Research Training

While a significant amount of attention has been devoted to the national shortage of child psychiatrists performing clinical services, there is an equally critical shortage of child psychiatrists performing research. As a result, many fundamental questions regarding the classification of child and adolescent disorders, their phenomenology, neurobiology, etiology and treatment remain unanswered.  
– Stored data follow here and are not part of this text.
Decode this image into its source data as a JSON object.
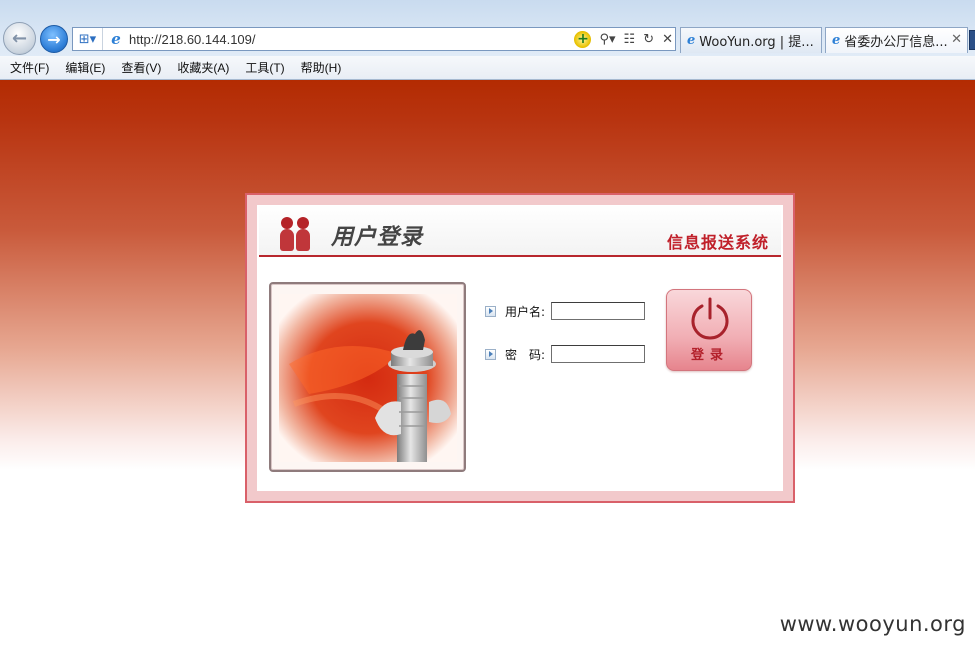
{
  "browser": {
    "address_url": "http://218.60.144.109/",
    "tabs": [
      {
        "label": "WooYun.org | 提..."
      },
      {
        "label": "省委办公厅信息..."
      }
    ],
    "menu": [
      "文件(F)",
      "编辑(E)",
      "查看(V)",
      "收藏夹(A)",
      "工具(T)",
      "帮助(H)"
    ]
  },
  "login": {
    "header_title": "用户登录",
    "system_name": "信息报送系统",
    "username_label": "用户名:",
    "password_label": "密　码:",
    "username_value": "",
    "password_value": "",
    "login_button": "登录"
  },
  "colors": {
    "banner_red": "#b32b02",
    "accent_red": "#c0202a",
    "panel_border": "#d96069"
  },
  "icons": {
    "back": "back-arrow-icon",
    "forward": "forward-arrow-icon",
    "power": "power-icon",
    "users": "users-icon"
  },
  "watermark": "www.wooyun.org"
}
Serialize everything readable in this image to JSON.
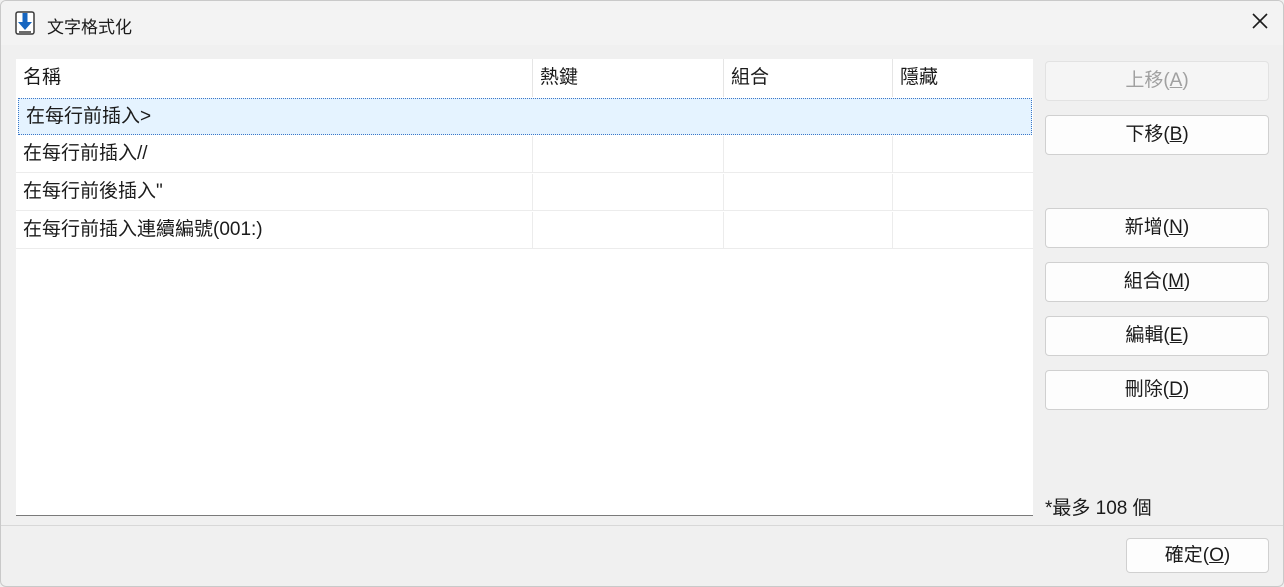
{
  "window": {
    "title": "文字格式化"
  },
  "table": {
    "columns": [
      "名稱",
      "熱鍵",
      "組合",
      "隱藏"
    ],
    "rows": [
      {
        "name": "在每行前插入>",
        "hotkey": "",
        "combo": "",
        "hidden": ""
      },
      {
        "name": "在每行前插入//",
        "hotkey": "",
        "combo": "",
        "hidden": ""
      },
      {
        "name": "在每行前後插入\"",
        "hotkey": "",
        "combo": "",
        "hidden": ""
      },
      {
        "name": "在每行前插入連續編號(001:)",
        "hotkey": "",
        "combo": "",
        "hidden": ""
      }
    ],
    "selected_index": 0
  },
  "buttons": {
    "move_up": {
      "text": "上移(",
      "key": "A",
      "end": ")"
    },
    "move_down": {
      "text": "下移(",
      "key": "B",
      "end": ")"
    },
    "add": {
      "text": "新增(",
      "key": "N",
      "end": ")"
    },
    "combine": {
      "text": "組合(",
      "key": "M",
      "end": ")"
    },
    "edit": {
      "text": "編輯(",
      "key": "E",
      "end": ")"
    },
    "delete": {
      "text": "刪除(",
      "key": "D",
      "end": ")"
    },
    "ok": {
      "text": "確定(",
      "key": "O",
      "end": ")"
    }
  },
  "note": "*最多 108 個",
  "colors": {
    "selection": "#e5f3ff",
    "accent": "#1565c0"
  }
}
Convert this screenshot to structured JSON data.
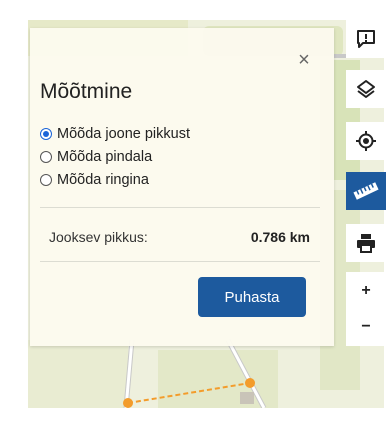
{
  "panel": {
    "title": "Mõõtmine",
    "close_symbol": "×",
    "options": [
      {
        "label": "Mõõda joone pikkust",
        "selected": true
      },
      {
        "label": "Mõõda pindala",
        "selected": false
      },
      {
        "label": "Mõõda ringina",
        "selected": false
      }
    ],
    "length_label": "Jooksev pikkus:",
    "length_value": "0.786 km",
    "clear_button": "Puhasta"
  },
  "toolbar": {
    "items": [
      {
        "icon": "feedback-icon"
      },
      {
        "icon": "layers-icon"
      },
      {
        "icon": "locate-icon"
      },
      {
        "icon": "ruler-icon",
        "active": true
      },
      {
        "icon": "print-icon"
      }
    ],
    "zoom_in": "+",
    "zoom_out": "−"
  },
  "colors": {
    "accent": "#1d5a9e",
    "radio_selected": "#1a64d8",
    "measure_line": "#f39c2b"
  }
}
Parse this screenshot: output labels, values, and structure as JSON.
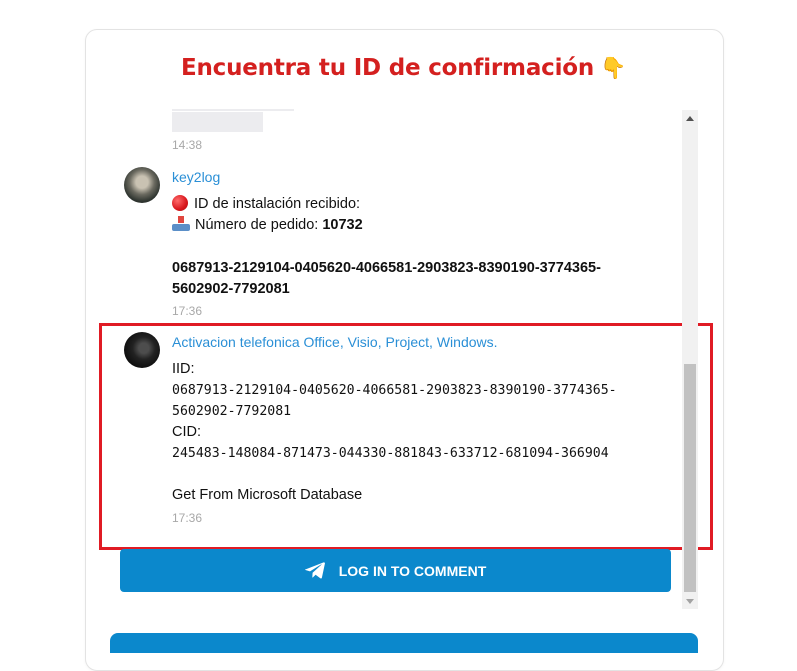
{
  "header": {
    "title": "Encuentra tu ID de confirmación",
    "title_emoji": "👇"
  },
  "messages": [
    {
      "time": "14:38"
    },
    {
      "author": "key2log",
      "line1": "ID de instalación recibido:",
      "line2_label": "Número de pedido:",
      "line2_value": "10732",
      "code_line1": "0687913-2129104-0405620-4066581-2903823-8390190-3774365-",
      "code_line2": "5602902-7792081",
      "time": "17:36"
    },
    {
      "author": "Activacion telefonica Office, Visio, Project, Windows.",
      "iid_label": "IID:",
      "iid_line1": "0687913-2129104-0405620-4066581-2903823-8390190-3774365-",
      "iid_line2": "5602902-7792081",
      "cid_label": "CID:",
      "cid_value": "245483-148084-871473-044330-881843-633712-681094-366904",
      "footer": "Get From Microsoft Database",
      "time": "17:36"
    }
  ],
  "actions": {
    "login_label": "LOG IN TO COMMENT"
  },
  "colors": {
    "title": "#d4201f",
    "accent": "#0b88cc",
    "author": "#2a8fd6",
    "highlight": "#e01b24"
  }
}
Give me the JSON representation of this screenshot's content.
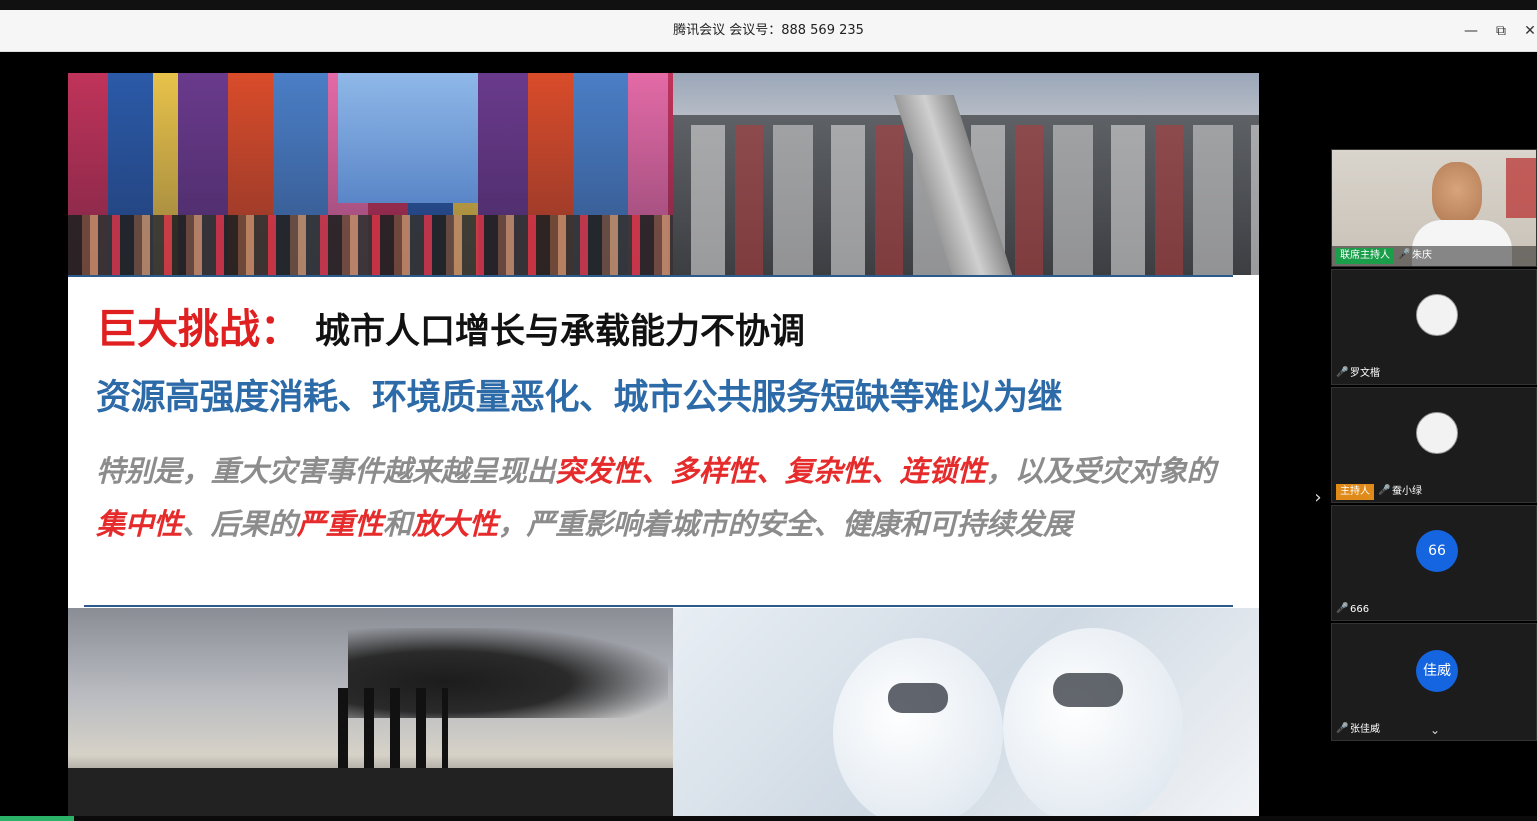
{
  "window": {
    "title": "腾讯会议 会议号：888 569 235",
    "minimize_icon": "—",
    "restore_icon": "⧉",
    "close_icon": "✕"
  },
  "slide": {
    "headline_red": "巨大挑战：",
    "headline_black": "城市人口增长与承载能力不协调",
    "subline": "资源高强度消耗、环境质量恶化、城市公共服务短缺等难以为继",
    "para_parts": {
      "p1": "特别是，重大灾害事件越来越呈现出",
      "h1": "突发性",
      "s1": "、",
      "h2": "多样性",
      "s2": "、",
      "h3": "复杂性",
      "s3": "、",
      "h4": "连锁性",
      "p2": "，以及受灾对象的",
      "h5": "集中性",
      "p3": "、后果的",
      "h6": "严重性",
      "p4": "和",
      "h7": "放大性",
      "p5": "，严重影响着城市的安全、健康和可持续发展"
    }
  },
  "panel": {
    "expand_icon": "›",
    "collapse_icon": "⌄",
    "participants": [
      {
        "role": "联席主持人",
        "name": "朱庆",
        "mic_icon": "🎤"
      },
      {
        "role": "",
        "name": "罗文楷",
        "avatar_text": "",
        "mic_icon": "🎤"
      },
      {
        "role": "主持人",
        "name": "蚕小绿",
        "avatar_text": "",
        "mic_icon": "🎤"
      },
      {
        "role": "",
        "name": "666",
        "avatar_text": "66",
        "mic_icon": "🎤"
      },
      {
        "role": "",
        "name": "张佳威",
        "avatar_text": "佳威",
        "mic_icon": "🎤"
      }
    ]
  },
  "colors": {
    "accent_red": "#e02020",
    "accent_blue": "#2c6aa8",
    "avatar_blue": "#1565e0",
    "cohost_green": "#1a9e4a",
    "host_orange": "#e08a1a"
  }
}
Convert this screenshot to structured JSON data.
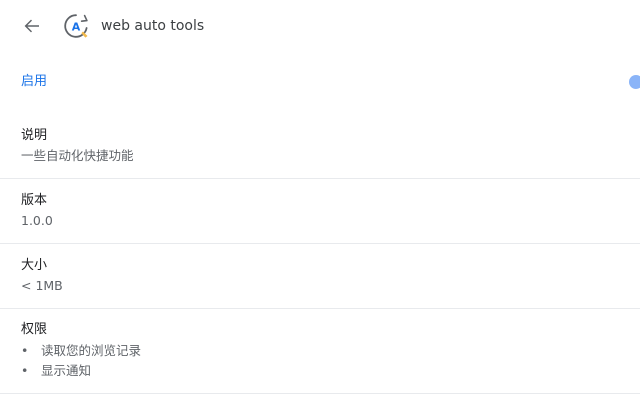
{
  "header": {
    "title": "web auto tools",
    "back_icon": "arrow-left-icon",
    "extension_icon": "extension-logo-icon",
    "extension_icon_letter": "A"
  },
  "enable": {
    "label": "启用",
    "toggle_on": true
  },
  "sections": {
    "description": {
      "title": "说明",
      "value": "一些自动化快捷功能"
    },
    "version": {
      "title": "版本",
      "value": "1.0.0"
    },
    "size": {
      "title": "大小",
      "value": "< 1MB"
    },
    "permissions": {
      "title": "权限",
      "items": [
        "读取您的浏览记录",
        "显示通知"
      ],
      "bullet": "•"
    }
  },
  "colors": {
    "accent": "#1a73e8",
    "toggle_knob": "#8ab4f8",
    "divider": "#e8eaed"
  }
}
Research training is an integral part of this fellowship. Each fellow will work with a research mentor and their team to develop individual research projects suitable for publication and presentations at national meetings.  Fellows will be able to choose among a number of diverse research projects within the Division of Child Psychiatry and affiliated faculty. During the PGY1 through PGY3 years, residents begin to explore opportunities for research among the number of ongoing projects. By the 1st year of the child fellowship, residents will have been assigned a research mentor and will have begun doing background reading for their research project.

It is the expectation of this program that by graduation, each child fellow will have completed one original research project of sufficient quality for publication or presentation at a national or regional conference as well as one other scholarly project (review or case report paper, book chapter, public presentation, etc). While this may sound challenging to people with little or no research experience, fellows are mentored by experienced faculty and partake in a didactic course that covers topics such as study design, statistics, genetics, as well as writing and presentation skills. 

Many of the projects described below were done by fellows with little prior research experience. Fellows with additional skills and interest in research are likely to go well beyond the minimum requirement and graduate with several publications and presentations that can provide a solid foundation, if desired, towards a career as an independent investigator.

Research Projects and Publications

Some recent fellow research projects and publications from fellows include the following:

  • Article on bullying for Child & Adolescent Psychiatry Clinics of North America (Rettew & Pawlowski, 2016)
  • Lack of association between autism-related genetic events and assisted reproduction published in Fertility and Sterility (Ackerman et al., 2014).
  • JAACAP Connect article on dysregulated children (Guth & Althoff, 2015).
  • Chapter on Autism in recent pediatric textbook (Richards & Rettew, 2015).
  • "The Transitional Age Brain: The Best of Times and the Worst of Times" article by Chung & Hudziak in 2017 issue of Child Psychiatry Clinics of North America
  • "Mobile Health Interventions for Psychiatric Conditions in Children: A Scoping Review" by Archangeli et al in 2017 issue of Child Psychiatry Clinics of North America
  • “Impact of Parental Symptoms on Behavioral Ratings of Their Children” poster presented at the AACAP annual meeting (Heward et al., 2017)

We were also quite proud when one of our fellows, Sean Ackerman, won the 2014 Beatrix Hamburg award for the best poster by a trainee presented at the annual conference of the American Academy of Child and Adolescent Psychiatry (AACAP).